To trochę karykaturalne przemówienie...
Krótko mówiąc, z jednej strony byłby to malejący żebrak żyjący w błocie „średniowiecza”, a z drugiej ideał transhumanizmu.

Zamień „transhumanistę” na „postępowiec” i to wszystko.

Nie byłoby zatem możliwej alternatywy (bardzo Thatcheryta).

O nie.
Nie ma to nic wspólnego z Tatcherem, ale jeśli istnieje alternatywa, niech łagodni marzyciele lub niebezpieczni utopiści, którzy w nią wierzą, pokażą nam ją, zamiast o niej rozmawiać. Ponieważ w dyskusjach pojawia się mnóstwo alternatyw, ale jeśli chodzi o wdrożenie ich w praktyce, żadna nie sprawdziła się.
Społeczeństwa tworzą mężczyźni. Są ich odbiciem. Nieuczciwa polityka, którą mieliśmy, nie jest problemem wpływowych, jest odzwierciedleniem ludzi, tych, którzy oszukują na ubezpieczeniu lub podatkach, tych, którzy handlują narkotykami, tych, którzy kradną telefon komórkowy lub rower, co to jest różnica w stosunku do Cahuzaca? Żadnego poza tym, że brakuje im skali, ale są takie same i byłyby większymi szkodnikami, gdyby miały na to środki.
Słodcy marzyciele mają nadzieję zmienić społeczeństwo bez zmiany człowieka lub że poprawi się on w wyniku działania społeczeństwa. Być może marginalnie, ale przypominam, że miało to miejsce już w epoce Oświecenia, gdzie edukacja ludzi stała się priorytetem. A co dzisiaj widzimy? Wielu niewykształconych ludzi korzysta z Internetu w zupełnie odwrotnym celu: aby obnosić się ze swoją wpojoną wiedzą, wprowadzać w błąd za pomocą teorii spiskowych, krytykować wszystko bez umiaru i nawet bez powodu. Naszą psychikę zdeterminowały tysiąclecia ewolucji, nie może się ona tak zmienić. Twoje „alternatywy” są skazane na porażkę. Możemy jedynie stopniowo modulować ekscesy każdej osoby, możemy poprawić konkretne problemy drobnymi akcentami... i to właśnie te małe rzeczy tworzą makroskopowy postęp. Postęp jest zjawiskiem, nie może być zaprogramowanym celem.

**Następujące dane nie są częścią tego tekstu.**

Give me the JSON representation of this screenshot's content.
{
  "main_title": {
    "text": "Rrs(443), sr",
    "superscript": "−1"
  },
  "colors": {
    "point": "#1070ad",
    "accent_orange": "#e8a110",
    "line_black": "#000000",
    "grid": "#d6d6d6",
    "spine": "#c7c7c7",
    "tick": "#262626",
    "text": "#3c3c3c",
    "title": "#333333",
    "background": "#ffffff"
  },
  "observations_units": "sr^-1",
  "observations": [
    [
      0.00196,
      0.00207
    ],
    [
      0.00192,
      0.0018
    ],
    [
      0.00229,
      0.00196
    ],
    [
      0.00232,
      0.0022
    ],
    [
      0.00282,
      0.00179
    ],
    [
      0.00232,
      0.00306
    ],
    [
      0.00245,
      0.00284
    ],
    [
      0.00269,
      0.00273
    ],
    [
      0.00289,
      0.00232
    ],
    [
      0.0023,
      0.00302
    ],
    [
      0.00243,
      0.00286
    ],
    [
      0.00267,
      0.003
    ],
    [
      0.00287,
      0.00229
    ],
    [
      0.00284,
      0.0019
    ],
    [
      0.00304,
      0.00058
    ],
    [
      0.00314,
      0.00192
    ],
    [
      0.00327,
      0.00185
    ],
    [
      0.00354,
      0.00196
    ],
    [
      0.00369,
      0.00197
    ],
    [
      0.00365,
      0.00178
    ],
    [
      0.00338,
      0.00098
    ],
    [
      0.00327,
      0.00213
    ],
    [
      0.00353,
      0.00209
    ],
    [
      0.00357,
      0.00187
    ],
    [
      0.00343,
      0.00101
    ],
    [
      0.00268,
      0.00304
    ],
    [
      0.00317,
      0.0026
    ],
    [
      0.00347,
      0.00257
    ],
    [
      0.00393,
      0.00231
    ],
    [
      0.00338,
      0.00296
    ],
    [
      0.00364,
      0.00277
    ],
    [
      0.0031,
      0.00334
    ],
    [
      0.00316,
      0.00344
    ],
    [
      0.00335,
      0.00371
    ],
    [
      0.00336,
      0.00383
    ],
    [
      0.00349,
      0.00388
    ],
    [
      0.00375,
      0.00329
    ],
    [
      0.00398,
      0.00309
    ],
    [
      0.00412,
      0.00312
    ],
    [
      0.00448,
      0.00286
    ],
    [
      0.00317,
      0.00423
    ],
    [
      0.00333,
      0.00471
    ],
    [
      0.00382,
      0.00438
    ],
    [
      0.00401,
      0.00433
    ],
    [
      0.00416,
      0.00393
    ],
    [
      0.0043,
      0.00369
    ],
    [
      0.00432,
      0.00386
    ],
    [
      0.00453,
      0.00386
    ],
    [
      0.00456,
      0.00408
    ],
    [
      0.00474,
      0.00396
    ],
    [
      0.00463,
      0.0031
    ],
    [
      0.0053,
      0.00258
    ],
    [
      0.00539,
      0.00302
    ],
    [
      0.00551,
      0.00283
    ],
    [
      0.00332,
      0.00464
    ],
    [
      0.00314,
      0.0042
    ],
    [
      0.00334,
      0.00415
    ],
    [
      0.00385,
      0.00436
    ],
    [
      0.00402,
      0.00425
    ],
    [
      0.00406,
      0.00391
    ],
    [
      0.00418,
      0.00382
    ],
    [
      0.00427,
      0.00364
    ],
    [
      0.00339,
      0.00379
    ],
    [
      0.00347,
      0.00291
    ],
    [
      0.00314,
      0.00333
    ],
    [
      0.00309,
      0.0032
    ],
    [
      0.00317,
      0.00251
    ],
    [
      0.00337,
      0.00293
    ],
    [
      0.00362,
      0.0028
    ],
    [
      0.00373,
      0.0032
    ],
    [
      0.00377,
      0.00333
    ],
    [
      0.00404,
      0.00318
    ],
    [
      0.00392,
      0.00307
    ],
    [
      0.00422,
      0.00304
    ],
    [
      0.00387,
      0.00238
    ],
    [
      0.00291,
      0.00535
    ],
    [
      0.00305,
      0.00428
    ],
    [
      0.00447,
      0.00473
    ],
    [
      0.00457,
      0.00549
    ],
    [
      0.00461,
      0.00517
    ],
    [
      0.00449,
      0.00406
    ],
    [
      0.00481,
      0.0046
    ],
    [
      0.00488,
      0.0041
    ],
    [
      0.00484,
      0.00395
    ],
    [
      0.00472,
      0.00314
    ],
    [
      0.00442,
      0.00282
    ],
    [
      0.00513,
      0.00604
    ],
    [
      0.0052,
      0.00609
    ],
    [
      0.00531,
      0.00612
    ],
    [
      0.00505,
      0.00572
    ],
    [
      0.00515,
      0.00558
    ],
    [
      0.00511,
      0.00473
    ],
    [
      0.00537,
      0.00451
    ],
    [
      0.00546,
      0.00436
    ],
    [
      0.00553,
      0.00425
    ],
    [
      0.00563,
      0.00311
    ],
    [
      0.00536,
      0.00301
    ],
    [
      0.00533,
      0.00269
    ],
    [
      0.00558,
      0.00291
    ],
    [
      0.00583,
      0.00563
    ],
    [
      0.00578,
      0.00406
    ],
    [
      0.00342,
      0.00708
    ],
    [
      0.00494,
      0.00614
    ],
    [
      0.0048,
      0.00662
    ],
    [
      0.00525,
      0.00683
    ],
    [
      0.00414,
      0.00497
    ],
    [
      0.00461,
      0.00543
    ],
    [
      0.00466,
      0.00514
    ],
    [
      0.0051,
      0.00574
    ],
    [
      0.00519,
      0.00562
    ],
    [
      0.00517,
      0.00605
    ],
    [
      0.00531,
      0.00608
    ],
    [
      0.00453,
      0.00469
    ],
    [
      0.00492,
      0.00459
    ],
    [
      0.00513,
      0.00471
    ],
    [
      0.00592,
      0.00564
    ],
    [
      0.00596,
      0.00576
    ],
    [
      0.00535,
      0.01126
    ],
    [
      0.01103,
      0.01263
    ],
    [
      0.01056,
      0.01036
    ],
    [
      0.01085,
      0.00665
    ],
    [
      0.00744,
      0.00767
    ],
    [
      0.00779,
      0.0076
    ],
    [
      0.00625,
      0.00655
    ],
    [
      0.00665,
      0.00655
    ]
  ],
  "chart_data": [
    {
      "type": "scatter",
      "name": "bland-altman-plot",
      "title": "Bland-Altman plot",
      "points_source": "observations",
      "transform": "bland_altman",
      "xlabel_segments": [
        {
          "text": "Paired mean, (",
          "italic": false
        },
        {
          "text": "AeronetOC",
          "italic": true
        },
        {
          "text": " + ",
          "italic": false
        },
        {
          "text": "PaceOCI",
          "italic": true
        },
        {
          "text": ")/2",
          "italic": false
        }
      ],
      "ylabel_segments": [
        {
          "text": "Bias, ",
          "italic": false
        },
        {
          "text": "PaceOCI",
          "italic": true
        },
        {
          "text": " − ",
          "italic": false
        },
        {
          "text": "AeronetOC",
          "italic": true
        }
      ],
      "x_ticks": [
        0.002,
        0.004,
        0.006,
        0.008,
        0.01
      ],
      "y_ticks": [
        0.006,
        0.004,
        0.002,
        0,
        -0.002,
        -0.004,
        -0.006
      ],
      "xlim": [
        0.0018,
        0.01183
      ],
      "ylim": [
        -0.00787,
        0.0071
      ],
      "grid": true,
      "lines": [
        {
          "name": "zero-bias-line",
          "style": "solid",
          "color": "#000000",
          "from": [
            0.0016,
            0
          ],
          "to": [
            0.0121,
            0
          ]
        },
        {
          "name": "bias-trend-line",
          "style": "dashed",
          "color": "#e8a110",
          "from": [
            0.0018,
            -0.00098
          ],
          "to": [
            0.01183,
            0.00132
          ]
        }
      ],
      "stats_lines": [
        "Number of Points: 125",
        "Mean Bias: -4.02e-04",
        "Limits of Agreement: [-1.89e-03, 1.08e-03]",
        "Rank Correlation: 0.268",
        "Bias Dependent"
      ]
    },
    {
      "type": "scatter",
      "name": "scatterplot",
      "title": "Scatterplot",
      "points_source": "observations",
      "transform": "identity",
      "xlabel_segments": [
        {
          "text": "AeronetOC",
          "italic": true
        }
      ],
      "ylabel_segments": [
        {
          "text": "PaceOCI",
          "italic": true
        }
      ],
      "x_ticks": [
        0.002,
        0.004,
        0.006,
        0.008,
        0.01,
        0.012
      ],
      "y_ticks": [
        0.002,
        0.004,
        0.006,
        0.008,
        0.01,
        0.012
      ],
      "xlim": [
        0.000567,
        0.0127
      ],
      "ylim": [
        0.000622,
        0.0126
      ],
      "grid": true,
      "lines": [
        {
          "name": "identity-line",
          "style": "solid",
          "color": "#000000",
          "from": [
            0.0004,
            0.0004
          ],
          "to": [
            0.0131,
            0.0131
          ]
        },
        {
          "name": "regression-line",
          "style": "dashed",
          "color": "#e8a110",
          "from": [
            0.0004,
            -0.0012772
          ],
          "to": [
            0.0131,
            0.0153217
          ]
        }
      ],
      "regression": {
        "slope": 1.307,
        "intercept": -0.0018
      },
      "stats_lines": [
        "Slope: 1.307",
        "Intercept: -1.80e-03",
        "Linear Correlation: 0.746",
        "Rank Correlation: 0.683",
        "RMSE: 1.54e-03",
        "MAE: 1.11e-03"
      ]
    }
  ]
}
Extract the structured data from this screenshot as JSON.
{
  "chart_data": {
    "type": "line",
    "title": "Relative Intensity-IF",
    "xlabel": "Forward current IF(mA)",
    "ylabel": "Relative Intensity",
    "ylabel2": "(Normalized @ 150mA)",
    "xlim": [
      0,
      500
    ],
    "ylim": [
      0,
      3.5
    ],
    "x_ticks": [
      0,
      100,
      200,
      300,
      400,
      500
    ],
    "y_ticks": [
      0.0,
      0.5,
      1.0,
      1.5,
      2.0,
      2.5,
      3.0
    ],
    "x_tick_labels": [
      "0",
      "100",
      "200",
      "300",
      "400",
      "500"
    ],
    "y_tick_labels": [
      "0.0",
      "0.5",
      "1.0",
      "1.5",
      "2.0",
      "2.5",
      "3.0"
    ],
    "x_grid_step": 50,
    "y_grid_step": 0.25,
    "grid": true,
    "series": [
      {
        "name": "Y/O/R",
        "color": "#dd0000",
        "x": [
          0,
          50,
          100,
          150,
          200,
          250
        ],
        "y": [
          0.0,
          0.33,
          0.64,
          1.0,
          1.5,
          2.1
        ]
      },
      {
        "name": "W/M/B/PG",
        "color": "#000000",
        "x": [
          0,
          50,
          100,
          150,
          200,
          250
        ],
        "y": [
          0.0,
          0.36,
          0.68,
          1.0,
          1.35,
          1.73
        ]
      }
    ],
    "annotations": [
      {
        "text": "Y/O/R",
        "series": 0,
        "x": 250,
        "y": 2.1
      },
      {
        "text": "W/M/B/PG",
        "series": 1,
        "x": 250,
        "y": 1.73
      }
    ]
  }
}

Mówiąc poważniej, społeczeństwo, które chciałoby przetrwać 100 000 lat (co natychmiast wyklucza transhumanizm), jest cholernie zainteresowane znalezieniem alternatyw dla naszego obecnego sposobu rozwoju. Na szczęście istnieją odpowiednie środki, ale muszą one płynąć pod prąd.

Zawód Nostradamusa.
0 x
Janic
Econologue ekspertem
Econologue ekspertem
Wiadomości: 19224
Rejestracja: 29/10/10, 13:27
Lokalizacja: bordowy
x 3491

Re: Jutro wszyscy bezrobotni?




przez Janic » 20/06/17, 07:39

Daję ci tylko przykład.
Okulary: odpowiedź technologiczna na zaburzenia widzenia
Czego dokładnie szukasz? Chcesz nam pokazać, że technologia okularowa powoduje więcej problemów niż rozwiązuje?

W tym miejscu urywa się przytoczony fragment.